The MBN article centers on Jilan, a 17‑year‑old from Mahabad, who was arrested near a protest in 2022, sentenced to death without meaningful legal defense, and executed without his family being notified or given his body. His father describes bribing officials just to see his son once, learning of the execution only via a brief court phone call, and ultimately fleeing to Iraqi Kurdistan for fear of further persecution.

A parallel case is that of Omid Rahmani, who was arrested at 16 in Urmia and recounts months of torture, coerced confessions about “Western instigation,” and a near‑certain life sentence before his family paid for a temporary release that allowed him to escape abroad. Such stories are typical of a broader pattern in which teenagers involved in protests face charges such as murder or national security offenses that carry capital punishment.

Activists interviewed by MBN argue that minors are deliberately targeted because they were in the forefront of the 2022 uprising, and that many death sentences are disguised as ordinary criminal cases, especially in the ethnic minority Kurdish and Baloch regions.

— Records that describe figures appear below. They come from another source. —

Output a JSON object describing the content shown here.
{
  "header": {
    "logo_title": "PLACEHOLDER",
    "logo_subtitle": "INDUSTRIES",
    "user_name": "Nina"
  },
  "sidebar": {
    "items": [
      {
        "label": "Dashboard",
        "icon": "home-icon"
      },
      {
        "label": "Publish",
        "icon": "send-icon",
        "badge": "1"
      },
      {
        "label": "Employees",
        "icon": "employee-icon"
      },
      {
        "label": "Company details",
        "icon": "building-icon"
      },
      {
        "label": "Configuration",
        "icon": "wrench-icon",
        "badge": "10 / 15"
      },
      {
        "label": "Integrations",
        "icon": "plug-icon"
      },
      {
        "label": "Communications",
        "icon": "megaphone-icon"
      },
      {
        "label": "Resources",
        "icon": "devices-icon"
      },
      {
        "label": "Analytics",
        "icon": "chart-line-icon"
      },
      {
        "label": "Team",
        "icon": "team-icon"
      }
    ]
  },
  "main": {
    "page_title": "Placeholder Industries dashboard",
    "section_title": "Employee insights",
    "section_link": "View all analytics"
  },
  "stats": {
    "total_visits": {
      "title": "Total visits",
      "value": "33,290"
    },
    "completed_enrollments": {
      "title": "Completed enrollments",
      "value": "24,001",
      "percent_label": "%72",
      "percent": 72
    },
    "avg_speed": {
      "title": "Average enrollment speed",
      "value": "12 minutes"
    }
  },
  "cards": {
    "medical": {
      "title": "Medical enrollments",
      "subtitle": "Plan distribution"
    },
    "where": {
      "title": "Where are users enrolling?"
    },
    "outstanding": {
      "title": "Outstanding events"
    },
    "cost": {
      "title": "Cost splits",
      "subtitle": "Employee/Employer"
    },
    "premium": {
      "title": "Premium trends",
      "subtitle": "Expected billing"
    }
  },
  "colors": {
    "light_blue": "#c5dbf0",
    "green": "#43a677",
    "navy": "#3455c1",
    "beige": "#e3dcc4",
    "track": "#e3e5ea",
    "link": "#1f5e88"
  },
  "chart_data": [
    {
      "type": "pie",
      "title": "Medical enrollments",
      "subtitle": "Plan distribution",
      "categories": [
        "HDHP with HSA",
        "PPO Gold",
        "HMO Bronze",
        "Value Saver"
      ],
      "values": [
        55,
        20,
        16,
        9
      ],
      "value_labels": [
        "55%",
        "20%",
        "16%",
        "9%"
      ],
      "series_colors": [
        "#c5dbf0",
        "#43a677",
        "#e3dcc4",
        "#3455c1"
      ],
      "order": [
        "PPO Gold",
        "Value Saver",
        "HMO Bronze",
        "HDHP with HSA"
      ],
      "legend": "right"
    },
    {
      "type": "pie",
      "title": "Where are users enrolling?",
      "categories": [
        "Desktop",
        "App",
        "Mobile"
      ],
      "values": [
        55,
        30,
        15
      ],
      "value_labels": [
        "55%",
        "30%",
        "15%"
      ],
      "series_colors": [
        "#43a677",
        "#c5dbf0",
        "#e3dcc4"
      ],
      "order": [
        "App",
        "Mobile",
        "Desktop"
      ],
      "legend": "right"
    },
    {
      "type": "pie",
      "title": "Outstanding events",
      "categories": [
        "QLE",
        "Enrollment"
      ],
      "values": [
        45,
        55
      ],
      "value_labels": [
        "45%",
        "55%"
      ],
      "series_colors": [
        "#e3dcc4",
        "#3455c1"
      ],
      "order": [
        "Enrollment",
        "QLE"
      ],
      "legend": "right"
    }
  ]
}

Under Iranian law, criminal responsibility is tied to “religious puberty,” set at nine lunar years for girls (about 8.7 years) and fifteen lunar years for boys (about 14.6 years).

Three by Three

In this section, I share some of the most eye-catching stories from different Persian-language outlets in the past week.

Photo: Reuters

President preaches kindness: At a family‑values conference in Tehran entitled “Family, Future, Sustainable Bonds,” President Masoud Pezeshkian told an audience that “you cannot change society with threats and orders,” and that people who want to reform society must first reform themselves and treat opponents as interlocutors, not enemies. This happened the same day as the sentencing of film director Jafar Panahi. The president also observed that “people in society have different tastes and opinions, and we must learn to tolerate these differences. This rule is also true in married life and political interactions. We should not see each other as enemies because of differences of opinion.”

Sports vs. diplomacy: Iran’s football federation said it would boycott tomorrow’s 2026 World Cup draw in Washington, D.C. after the U.S. refused visas to several members of its delegation, including federation president Mehdi Taj. This announcement might be walked back. The World Cup will run for a historic 39 days next June and July, with a record 48 teams competing across 16 host cities in the U.S., Canada, and Mexico.  

Subsidies go digital: Iran’s monthly cash stipends for its poorest remain stuck at the equivalent of only a few U.S. dollars a month, despite much higher prices for food, rent, and fuel. Under a new scheme, there will be a minor increase via an electronic ration top‑up provided to low‑income households and usable only with a card in designated shops for a narrow basket of food and essentials. The new cards may lighten grocery bills a bit, but because the credit cannot be withdrawn as cash or spent on rent, transport, or medicine, the new policy underscores how tightly the state now steers everyday choices instead of simply raising people’s real incomes.